Obviously, the above calculation shows the theoretical equation underestimated the margin of error, as it said the error cannot exceed 0.2828.

On the other hand, I found elsewhere, yet without any explanation (but from a credible source) that in such case I should have calculated the total margin of error as simply a square root of 0,2 (or 1/365000 in my original problem). In such case the total margin of error equals 0.4472, which - although much higher than what I calculated in my example - is not underestimated at least.

What do I do wrong, and - if the error of margin in my simple example really is 0.4472 (i.e. square root of a margin of error for the distance or time) than - why do I calculate it this way?

Answer 1

What you're doing wrong is assuming too much about the error distribution.

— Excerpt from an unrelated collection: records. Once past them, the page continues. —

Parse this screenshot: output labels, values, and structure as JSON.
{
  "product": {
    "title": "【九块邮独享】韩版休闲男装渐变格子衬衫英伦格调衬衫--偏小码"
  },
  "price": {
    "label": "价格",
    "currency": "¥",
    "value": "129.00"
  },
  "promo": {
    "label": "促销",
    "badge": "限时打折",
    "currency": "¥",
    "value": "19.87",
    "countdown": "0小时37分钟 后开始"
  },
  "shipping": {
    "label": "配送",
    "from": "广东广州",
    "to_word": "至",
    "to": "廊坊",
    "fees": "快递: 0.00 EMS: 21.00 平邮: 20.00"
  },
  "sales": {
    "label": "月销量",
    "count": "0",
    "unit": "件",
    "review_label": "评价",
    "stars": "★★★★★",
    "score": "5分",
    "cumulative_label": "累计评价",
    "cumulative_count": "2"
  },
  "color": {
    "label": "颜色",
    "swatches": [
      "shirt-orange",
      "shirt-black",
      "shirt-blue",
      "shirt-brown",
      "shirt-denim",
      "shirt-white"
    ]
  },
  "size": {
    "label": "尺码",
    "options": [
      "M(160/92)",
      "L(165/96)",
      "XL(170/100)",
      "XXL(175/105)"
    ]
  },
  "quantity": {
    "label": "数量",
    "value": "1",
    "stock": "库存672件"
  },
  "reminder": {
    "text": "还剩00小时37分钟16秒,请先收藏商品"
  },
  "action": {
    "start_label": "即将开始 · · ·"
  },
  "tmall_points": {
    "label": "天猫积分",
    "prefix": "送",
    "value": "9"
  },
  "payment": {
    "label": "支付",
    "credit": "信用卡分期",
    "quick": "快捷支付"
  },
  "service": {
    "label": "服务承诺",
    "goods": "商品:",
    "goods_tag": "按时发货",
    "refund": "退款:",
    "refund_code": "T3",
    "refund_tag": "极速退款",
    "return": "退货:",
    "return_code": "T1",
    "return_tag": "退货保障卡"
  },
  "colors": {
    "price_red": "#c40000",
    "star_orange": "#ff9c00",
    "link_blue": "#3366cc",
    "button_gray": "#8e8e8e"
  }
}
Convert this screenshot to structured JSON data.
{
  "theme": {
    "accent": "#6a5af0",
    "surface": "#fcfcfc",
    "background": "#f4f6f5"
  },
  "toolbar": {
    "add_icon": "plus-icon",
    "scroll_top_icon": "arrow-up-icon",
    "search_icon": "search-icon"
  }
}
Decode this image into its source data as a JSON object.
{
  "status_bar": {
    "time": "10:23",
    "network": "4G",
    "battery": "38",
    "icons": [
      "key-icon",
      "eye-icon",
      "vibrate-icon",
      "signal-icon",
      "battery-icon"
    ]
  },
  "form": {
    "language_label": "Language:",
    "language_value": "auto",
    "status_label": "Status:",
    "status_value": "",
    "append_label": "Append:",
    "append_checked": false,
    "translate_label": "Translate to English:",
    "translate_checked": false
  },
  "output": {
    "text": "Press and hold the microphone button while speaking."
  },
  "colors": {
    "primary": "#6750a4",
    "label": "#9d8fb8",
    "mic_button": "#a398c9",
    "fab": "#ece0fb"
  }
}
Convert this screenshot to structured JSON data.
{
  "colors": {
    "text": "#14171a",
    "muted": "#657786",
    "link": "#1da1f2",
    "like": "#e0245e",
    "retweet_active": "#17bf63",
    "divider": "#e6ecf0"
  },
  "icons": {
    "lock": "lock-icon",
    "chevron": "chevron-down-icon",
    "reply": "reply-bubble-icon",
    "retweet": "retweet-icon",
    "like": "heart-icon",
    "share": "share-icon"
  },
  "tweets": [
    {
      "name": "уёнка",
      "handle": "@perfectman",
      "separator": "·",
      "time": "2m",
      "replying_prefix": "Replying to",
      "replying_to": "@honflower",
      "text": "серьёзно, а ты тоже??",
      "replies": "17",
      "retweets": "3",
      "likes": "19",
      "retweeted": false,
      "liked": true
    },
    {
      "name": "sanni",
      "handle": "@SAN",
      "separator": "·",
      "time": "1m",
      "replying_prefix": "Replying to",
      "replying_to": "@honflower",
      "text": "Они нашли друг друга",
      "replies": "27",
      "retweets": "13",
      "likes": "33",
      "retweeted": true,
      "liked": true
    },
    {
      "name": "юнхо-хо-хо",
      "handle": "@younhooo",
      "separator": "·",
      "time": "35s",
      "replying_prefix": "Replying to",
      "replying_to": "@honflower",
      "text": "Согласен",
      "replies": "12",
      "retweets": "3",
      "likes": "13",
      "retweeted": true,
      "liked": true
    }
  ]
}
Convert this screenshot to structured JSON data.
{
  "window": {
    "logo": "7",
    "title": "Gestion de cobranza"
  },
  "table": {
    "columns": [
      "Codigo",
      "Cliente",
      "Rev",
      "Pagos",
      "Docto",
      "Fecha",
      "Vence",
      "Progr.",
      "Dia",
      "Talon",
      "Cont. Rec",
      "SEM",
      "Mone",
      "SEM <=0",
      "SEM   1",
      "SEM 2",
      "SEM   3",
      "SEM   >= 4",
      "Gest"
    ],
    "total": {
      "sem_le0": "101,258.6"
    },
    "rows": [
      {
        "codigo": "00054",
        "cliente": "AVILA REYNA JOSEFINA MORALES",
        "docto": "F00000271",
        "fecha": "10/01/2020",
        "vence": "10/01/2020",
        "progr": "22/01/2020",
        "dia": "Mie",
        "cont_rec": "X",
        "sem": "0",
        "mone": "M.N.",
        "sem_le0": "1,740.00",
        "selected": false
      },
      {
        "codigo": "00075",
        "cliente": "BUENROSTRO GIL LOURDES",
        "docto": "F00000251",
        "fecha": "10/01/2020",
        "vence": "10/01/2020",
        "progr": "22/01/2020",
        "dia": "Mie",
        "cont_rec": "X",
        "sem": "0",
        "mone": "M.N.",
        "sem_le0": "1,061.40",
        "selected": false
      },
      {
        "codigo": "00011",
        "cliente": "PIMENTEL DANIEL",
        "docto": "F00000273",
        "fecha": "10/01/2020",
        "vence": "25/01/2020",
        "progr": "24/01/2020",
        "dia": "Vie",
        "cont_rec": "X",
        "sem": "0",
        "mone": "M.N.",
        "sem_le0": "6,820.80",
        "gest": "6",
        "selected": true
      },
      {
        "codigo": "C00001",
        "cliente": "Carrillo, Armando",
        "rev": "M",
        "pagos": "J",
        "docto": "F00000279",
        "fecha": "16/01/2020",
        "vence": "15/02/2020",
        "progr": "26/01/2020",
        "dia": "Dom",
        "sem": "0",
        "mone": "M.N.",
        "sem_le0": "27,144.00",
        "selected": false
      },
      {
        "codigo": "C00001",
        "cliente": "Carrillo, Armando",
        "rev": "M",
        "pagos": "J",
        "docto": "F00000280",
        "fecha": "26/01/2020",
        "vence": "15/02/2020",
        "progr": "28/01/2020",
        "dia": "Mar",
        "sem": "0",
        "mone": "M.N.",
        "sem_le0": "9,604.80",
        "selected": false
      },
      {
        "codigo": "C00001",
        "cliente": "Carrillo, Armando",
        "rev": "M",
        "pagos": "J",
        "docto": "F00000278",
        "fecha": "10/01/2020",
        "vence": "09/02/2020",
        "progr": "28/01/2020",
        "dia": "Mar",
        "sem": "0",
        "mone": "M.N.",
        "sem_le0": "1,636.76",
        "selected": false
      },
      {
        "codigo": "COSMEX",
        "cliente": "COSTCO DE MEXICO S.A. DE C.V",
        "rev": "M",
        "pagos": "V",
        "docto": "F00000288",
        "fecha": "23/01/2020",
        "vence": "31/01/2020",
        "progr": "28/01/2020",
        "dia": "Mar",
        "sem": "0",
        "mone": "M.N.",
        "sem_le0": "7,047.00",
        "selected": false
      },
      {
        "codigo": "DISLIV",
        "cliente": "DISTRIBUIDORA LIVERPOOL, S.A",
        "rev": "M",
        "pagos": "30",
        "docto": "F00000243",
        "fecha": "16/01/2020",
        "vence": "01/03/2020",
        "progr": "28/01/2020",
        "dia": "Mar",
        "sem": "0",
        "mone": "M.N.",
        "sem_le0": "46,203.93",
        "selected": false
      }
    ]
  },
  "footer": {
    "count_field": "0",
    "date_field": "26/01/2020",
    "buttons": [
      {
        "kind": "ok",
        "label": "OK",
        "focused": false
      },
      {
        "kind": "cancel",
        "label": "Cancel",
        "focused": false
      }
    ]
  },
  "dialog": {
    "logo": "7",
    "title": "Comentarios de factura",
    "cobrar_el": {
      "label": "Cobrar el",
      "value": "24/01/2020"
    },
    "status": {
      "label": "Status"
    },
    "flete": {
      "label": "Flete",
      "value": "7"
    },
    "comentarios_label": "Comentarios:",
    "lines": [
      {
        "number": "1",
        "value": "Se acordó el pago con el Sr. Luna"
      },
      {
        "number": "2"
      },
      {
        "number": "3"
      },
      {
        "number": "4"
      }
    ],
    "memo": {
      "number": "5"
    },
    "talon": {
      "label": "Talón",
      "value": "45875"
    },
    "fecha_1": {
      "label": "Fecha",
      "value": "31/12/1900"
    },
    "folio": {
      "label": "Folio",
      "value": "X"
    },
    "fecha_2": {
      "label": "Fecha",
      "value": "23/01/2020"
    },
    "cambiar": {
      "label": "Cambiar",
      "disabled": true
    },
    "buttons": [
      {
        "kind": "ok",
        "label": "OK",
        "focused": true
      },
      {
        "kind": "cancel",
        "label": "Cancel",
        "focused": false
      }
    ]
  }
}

There are two common ways to look at the error in a measurement: normally distributed and absolute bounds. Normal (or Gaussian) distributions have a bell shape, with a 66% chance of the actual value being within one standard deviation of your measured value and a 95% chance of the actual value being within two standard deviations. With absolute bounds, you assume a 100% chance of the actual value being between the measurement bounds, but little more.

Your first formula gives a relative standard deviation of 0.2828, assuming normally distributed data. There's a 34% chance of the actual value being off more than that, under that assumption.

Your second formula establishes a relative maximum error of 0.3333, with a 0% chance of the error being more.

These two statements aren't in direct conflict yet - there could be a 34% chance the error is between 0.2828 and 0.3333. But that's not how it works. The normal distribution also has a 2.5% chance of the speed being lower by at least two standard deviations, 0.5656 (i.e. v=4.344 m/s), but the absolute bounds assumption has the chance of that at 0%.

[Edit]

Note that your example is quite misleading. You first quote a standard deviation of 20% for the speed (so measuring a speed of less than 32 m/s happens in 2.5% of cases), and then state that the minimum you can measure is 33.3 m/s. Those are quite different distributions. If 33.3 m/s is a truly unexpected outcome, you're talking about 5 or 6 standard deviations, not 1.7

[Edit 2]

So, the 0,2 error isn't a standard deviation, and the first formula used is therefore wrong. The result bounds are then :[10 * (1-0,2/1+0.2) , 10 * (1+0,2/1-0,2)] = [6.667, 15]. Note that the bounds are asymmetric.